Khabor Wala Desk
Published: 8th June 2026, 9:20 AM
The modern megacity of Dhaka, once celebrated for its rapid urban transformation, now appears to be confronting an increasingly unsettling ecological paradox. Beneath its elevated expressways, metro rail lines, and glass-fronted high-rises, an expanding subterranean ecosystem of rodents is quietly reshaping the urban experience. What was once a symbol of metropolitan aspiration is increasingly being described—metaphorically—as a “ratropolis”, a city where infrastructural progress coexists with deep environmental imbalance.
Literary parallels help illuminate this phenomenon. In Albert Camus’s The Plague, the sudden eruption of rats in the city of Oran foreshadows an uncontrollable epidemic. Similarly, in George Orwell’s 1984, rats symbolise primal fear and psychological collapse. Dhaka’s current situation, however, is not allegorical fiction but an observable urban reality increasingly reported in public health discourse.
Local media reports have highlighted a sharp rise in rodent activity across kitchens, markets, drainage systems, and residential buildings. Health experts warn that rodents may transmit more than sixty diseases, including leptospirosis and salmonellosis, posing a significant public health risk in densely populated urban zones. The issue is not merely biological but systemic, reflecting weaknesses in waste management, biodiversity loss, and urban planning.
Dhaka’s underground infrastructure—sewer tunnels, utility corridors, and drainage networks—has effectively become a parallel city. This hidden domain mirrors cinematic imaginings such as Flushed Away, where rodents construct elaborate subterranean societies. In Dhaka, however, this “under-city” is no longer confined below ground; rodents increasingly penetrate high-rise apartments, commercial kitchens, and air-conditioning systems.
The escalation of rodent populations is closely linked to the collapse of natural predators and ecological regulators. Once-common urban scavengers such as crows, kites, and owls have declined significantly. Their disappearance has disrupted natural population control mechanisms. Open waste disposal practices further exacerbate the problem, effectively providing uninterrupted food sources for rodents.
Cities such as Istanbul demonstrate a contrasting model, where large populations of stray cats contribute to rodent suppression, supported by strict waste hygiene practices.

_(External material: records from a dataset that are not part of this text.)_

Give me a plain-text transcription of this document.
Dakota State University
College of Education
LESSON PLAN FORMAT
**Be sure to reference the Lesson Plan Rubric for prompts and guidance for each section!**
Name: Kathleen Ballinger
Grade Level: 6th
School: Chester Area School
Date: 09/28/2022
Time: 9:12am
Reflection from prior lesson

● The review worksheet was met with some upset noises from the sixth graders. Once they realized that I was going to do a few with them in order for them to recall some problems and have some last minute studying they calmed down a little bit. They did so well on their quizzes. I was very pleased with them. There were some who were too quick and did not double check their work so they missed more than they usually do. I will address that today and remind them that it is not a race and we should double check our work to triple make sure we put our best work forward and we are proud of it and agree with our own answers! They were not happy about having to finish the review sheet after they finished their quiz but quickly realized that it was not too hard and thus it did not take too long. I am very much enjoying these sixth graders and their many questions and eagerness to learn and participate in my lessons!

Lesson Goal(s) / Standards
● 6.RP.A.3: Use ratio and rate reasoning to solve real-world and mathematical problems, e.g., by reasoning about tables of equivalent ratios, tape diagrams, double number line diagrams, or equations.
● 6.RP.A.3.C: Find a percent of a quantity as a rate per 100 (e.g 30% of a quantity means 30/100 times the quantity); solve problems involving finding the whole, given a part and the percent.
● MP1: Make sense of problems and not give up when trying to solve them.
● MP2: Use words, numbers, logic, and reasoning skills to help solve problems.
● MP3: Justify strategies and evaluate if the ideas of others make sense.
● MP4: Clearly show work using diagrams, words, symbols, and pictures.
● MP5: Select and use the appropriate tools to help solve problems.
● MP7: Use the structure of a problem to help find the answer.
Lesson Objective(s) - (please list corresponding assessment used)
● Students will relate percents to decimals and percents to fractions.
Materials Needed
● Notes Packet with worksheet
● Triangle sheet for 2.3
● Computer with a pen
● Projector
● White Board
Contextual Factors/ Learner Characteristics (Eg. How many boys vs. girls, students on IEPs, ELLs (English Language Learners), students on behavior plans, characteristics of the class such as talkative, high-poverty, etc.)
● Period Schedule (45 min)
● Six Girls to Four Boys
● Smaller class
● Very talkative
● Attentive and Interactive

Meanwhile, global cities like New York City, Paris, and London have increasingly adopted integrated pest management systems combining surveillance, sealed waste containers, and fertility control measures.
| City | Primary Strategy | Key Tools | Outcome |
|---|---|---|---|
| Istanbul | Natural predator balance | Stray cats, sanitation discipline | Low visible rodent presence |
| New York City | Technological control | Smart bins, fertility control bait | Gradual population reduction |
| Paris | Coexistence model | Sensors, humane traps | Managed equilibrium approach |
| London | AI monitoring | Thermal imaging, IoT traps | Data-driven containment |
| Singapore | Strict sanitation enforcement | Sealed waste systems | Minimal rodent activity |
Rodents in Dhaka are increasingly regarded as “silent vectors” of disease transmission. During monsoon flooding, contaminated water may mix with rodent waste, increasing the risk of infection. Experts describe this as a “Trojan horse” scenario, where visible urban development conceals hidden biological threats.
The decline of urban predators such as owls and snakes has further weakened ecological balance. In healthy ecosystems, these species regulate rodent populations naturally. Their disappearance, combined with unsegregated waste disposal, has allowed rodents to multiply without significant resistance.
Urban planners and environmental experts argue that the solution lies not in eradication but in systemic redesign. Recommended measures include sealed waste management systems, restoration of green corridors, reintroduction of predator-friendly habitats, and strict construction standards to block rodent entry points in buildings.
Nature-based solutions—such as reintroducing owls, encouraging raptor habitats, and improving wetland biodiversity—may complement technological interventions. However, without behavioural change in waste disposal and civic discipline, such measures are unlikely to succeed.
Ultimately, Dhaka’s challenge is not merely a rodent problem but a reflection of ecological imbalance within rapid urbanisation. A city cannot function as a true metropolis if its surface development is disconnected from its underground realities. Restoring balance between infrastructure and ecology may determine whether Dhaka remains a “ratropolis” or reclaims its identity as a sustainable modern metropolis.